I have no textbook on this or on anything measure theoretic, and though I could learn it from reading online, I thought I might as well buy a hard copy of Rudin that I can scribble over to assist my learning of this core material, as I do with the math textbooks I own. Then, it occurred to me to consult my math PhD student friend Oleg Olegovich on this, which I did through Skype this morning.

He explained very articulately absolute continuity as a statement on bounded variation. It’s like you take any set of measure less than \delta and the total variation of that function on that set is no more than \epsilon. It is a guarantee of a stronger degree of tightness of the function than uniform continuity, which is violated by functions such as x^2 on reals, the continuity requirements of which increases indefinitely as one goes to infinity and is thereby not uniformly continuous.

Our conversation then drifted to some lighter topics, lasting in aggregate almost 2 hours. We talked jokingly about IQ and cultures and politics and national and ethnic stereotypes. In the end, he told me that введите общение meant “input message”, in the imperative, and gave me a helping hand with the plural genitive conjugation, specifically for “советские коммунистические песни”. Earlier this week, he asked me how to go about learning Chinese, for which I gave no good answer. I did, on this occasion, tell him that with all the assistance he’s provided me with my Russian learning, I could do reciprocally for Chinese, and then the two of us would become like Москва-Пекин, the lullaby of which I sang to him for laughs.

Back to math, he gave me the problem of proving that for any group G, a subgroup H of index p, the smallest prime divisor of |G|, is normal. The proof is quite tricky. Note that the action of G on G / H induces a map \rho : G \to S_p, the kernel of which we call N. The image’s order, as a subgroup of S_p must divide p!, and as an isomorphism of a quotient group of G must divide n. Here is where the smallest prime divisor hypothesis is used. The greatest common divisor of n and p! cannot not p or not 1. It can’t be 1 because not everything in G is a self map on H. N \leq H as everything in N must take H to itself, which only holds for elements of H. By that, [G:N] \geq [G:H] = p which means N = H. The desired result thus follows from NgH = gH for all g \in G.

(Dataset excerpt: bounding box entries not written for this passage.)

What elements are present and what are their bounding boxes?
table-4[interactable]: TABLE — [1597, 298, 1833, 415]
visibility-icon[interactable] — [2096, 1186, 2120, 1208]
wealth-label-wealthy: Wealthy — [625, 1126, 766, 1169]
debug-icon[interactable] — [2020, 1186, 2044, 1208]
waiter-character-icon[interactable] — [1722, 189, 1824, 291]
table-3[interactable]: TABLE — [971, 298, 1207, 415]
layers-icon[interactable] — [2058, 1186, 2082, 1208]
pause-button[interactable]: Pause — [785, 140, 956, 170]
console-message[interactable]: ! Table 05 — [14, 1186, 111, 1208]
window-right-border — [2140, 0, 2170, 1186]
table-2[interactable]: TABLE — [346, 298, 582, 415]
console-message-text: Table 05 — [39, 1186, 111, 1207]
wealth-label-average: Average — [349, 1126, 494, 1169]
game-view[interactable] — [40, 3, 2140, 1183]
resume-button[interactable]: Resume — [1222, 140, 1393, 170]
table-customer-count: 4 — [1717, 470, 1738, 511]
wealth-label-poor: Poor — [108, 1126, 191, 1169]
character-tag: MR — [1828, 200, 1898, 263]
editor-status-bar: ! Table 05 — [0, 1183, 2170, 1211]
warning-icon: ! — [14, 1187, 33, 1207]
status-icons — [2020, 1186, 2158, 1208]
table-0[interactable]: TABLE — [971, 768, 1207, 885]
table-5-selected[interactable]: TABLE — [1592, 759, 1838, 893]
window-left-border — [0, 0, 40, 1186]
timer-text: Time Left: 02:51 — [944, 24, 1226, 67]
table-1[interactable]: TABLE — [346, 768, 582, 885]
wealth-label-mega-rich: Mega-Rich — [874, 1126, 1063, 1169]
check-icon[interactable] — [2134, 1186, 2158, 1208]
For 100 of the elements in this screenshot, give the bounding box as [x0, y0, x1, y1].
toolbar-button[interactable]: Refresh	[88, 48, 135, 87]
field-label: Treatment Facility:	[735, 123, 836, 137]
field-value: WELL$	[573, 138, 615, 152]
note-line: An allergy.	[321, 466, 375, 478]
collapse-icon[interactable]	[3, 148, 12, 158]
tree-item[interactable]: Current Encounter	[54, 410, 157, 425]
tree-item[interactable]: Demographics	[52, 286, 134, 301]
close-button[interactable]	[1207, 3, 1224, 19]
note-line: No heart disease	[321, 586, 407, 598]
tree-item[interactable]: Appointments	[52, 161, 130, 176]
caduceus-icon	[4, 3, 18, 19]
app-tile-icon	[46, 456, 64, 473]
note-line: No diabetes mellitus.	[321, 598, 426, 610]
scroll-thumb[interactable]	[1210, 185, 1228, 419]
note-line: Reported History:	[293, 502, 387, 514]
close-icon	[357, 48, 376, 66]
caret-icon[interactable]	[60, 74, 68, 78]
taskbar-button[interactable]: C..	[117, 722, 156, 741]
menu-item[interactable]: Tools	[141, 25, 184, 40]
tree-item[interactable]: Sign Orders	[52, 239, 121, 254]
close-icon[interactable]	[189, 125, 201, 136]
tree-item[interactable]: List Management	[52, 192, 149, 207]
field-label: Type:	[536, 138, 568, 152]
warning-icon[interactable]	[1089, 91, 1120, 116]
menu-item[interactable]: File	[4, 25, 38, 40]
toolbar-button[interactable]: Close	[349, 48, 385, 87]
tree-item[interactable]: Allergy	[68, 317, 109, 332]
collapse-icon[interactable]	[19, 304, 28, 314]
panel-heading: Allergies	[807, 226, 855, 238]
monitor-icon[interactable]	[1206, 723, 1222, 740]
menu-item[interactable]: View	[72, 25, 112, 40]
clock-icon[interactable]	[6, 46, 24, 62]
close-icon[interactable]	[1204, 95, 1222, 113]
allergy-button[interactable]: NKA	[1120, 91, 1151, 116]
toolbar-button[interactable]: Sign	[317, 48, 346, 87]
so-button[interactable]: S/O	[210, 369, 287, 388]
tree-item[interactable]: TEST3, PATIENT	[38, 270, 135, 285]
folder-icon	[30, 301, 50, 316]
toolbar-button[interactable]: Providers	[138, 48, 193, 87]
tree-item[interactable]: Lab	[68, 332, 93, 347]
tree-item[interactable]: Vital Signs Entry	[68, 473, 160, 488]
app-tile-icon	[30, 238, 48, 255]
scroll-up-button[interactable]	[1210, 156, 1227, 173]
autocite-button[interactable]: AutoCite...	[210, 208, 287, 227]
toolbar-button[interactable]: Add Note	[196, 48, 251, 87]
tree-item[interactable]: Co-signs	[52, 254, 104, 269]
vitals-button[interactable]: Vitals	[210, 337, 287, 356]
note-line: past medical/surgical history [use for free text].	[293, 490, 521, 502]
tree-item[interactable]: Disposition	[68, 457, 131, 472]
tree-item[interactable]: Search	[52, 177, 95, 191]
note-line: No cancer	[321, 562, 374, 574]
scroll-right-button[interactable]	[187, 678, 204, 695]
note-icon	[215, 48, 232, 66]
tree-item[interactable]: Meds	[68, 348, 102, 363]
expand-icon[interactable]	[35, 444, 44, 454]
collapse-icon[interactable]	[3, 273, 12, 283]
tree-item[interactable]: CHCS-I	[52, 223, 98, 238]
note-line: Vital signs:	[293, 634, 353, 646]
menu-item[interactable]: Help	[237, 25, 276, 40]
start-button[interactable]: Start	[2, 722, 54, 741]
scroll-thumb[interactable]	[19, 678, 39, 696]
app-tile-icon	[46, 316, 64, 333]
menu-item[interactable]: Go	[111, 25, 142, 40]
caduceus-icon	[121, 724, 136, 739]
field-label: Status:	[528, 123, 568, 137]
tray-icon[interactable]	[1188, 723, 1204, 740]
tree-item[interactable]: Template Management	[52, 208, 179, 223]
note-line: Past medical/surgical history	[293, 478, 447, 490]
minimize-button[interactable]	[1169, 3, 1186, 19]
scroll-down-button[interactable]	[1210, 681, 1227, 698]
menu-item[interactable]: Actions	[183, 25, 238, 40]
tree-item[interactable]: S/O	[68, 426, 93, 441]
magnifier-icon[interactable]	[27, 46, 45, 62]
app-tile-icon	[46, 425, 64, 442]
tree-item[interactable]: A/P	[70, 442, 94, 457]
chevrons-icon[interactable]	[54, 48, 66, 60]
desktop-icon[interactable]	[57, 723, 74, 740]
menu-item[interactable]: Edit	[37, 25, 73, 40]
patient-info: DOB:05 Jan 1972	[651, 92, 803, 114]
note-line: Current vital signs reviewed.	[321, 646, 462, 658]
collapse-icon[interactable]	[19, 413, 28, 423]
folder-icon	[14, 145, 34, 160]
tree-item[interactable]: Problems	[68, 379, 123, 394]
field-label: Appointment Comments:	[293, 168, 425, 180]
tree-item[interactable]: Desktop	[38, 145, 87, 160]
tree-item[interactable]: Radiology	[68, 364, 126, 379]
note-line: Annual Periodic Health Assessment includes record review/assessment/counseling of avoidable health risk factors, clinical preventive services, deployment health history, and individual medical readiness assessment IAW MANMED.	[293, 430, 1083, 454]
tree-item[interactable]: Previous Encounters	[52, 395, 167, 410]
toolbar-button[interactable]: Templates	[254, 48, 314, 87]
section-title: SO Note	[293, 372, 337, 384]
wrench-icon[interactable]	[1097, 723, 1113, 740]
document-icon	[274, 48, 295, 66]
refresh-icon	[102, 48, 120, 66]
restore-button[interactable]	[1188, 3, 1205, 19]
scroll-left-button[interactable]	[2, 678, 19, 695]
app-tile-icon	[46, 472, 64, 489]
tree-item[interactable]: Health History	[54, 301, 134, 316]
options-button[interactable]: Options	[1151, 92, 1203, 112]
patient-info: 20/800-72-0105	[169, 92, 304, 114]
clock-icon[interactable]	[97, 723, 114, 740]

Later on, I looked at some random linear algebra problems, such as proving that an invertible matrix A is normal iff A^*A^{-1} is unitary, and that the spectrum of A^* is the complex conjugate of the spectrum of A, which can be shown via examination of A^* - \lambda I. Following that, I stumbled across some text involving minors of matrices, which reminded me of the definition of determinant, the most formal one of which is \sum_{\sigma \in S_n}\mathrm{sgn}(\sigma)\prod_{i=1}^{n}a_{i,\sigma_{i}}. In school though we learn its computation via minors with alternating signs as one goes along. Well, why not relate the two formulas.

In this computation, we are partitioning based on the element that 1 or any specific element of [n] = \{1, 2, \ldots, n\}, with a corresponding row in the matrix, maps to. How is the sign determined for each? Why does it alternate. Well, with the mapping for 1 already determined in each case, it remains to determine the mapping for the remainder, 2 through n. There are (n-1)! of them, from \{2, 3, \ldots, n\} to [n] \setminus \sigma_1. If we were to treat 1 through i-1 as shifted up by one so as to make it a self map on \{2, 3, \ldots, n\} then each entry in the sum of the determinant of the minor would have its sign as the sign of the number of two cycles between consecutive elements (which generate the symmetric group). Following that, we’d need to shift back down \{2, 3, \ldots, i\}, the presentation of which, in generator decomposition, would be (i\ i+1)(i-1\ i) \ldots (1\ 2), which has sign equal to the sign of i, which is one minus the column we’re at, thereby explaining why we alternate, starting with positive.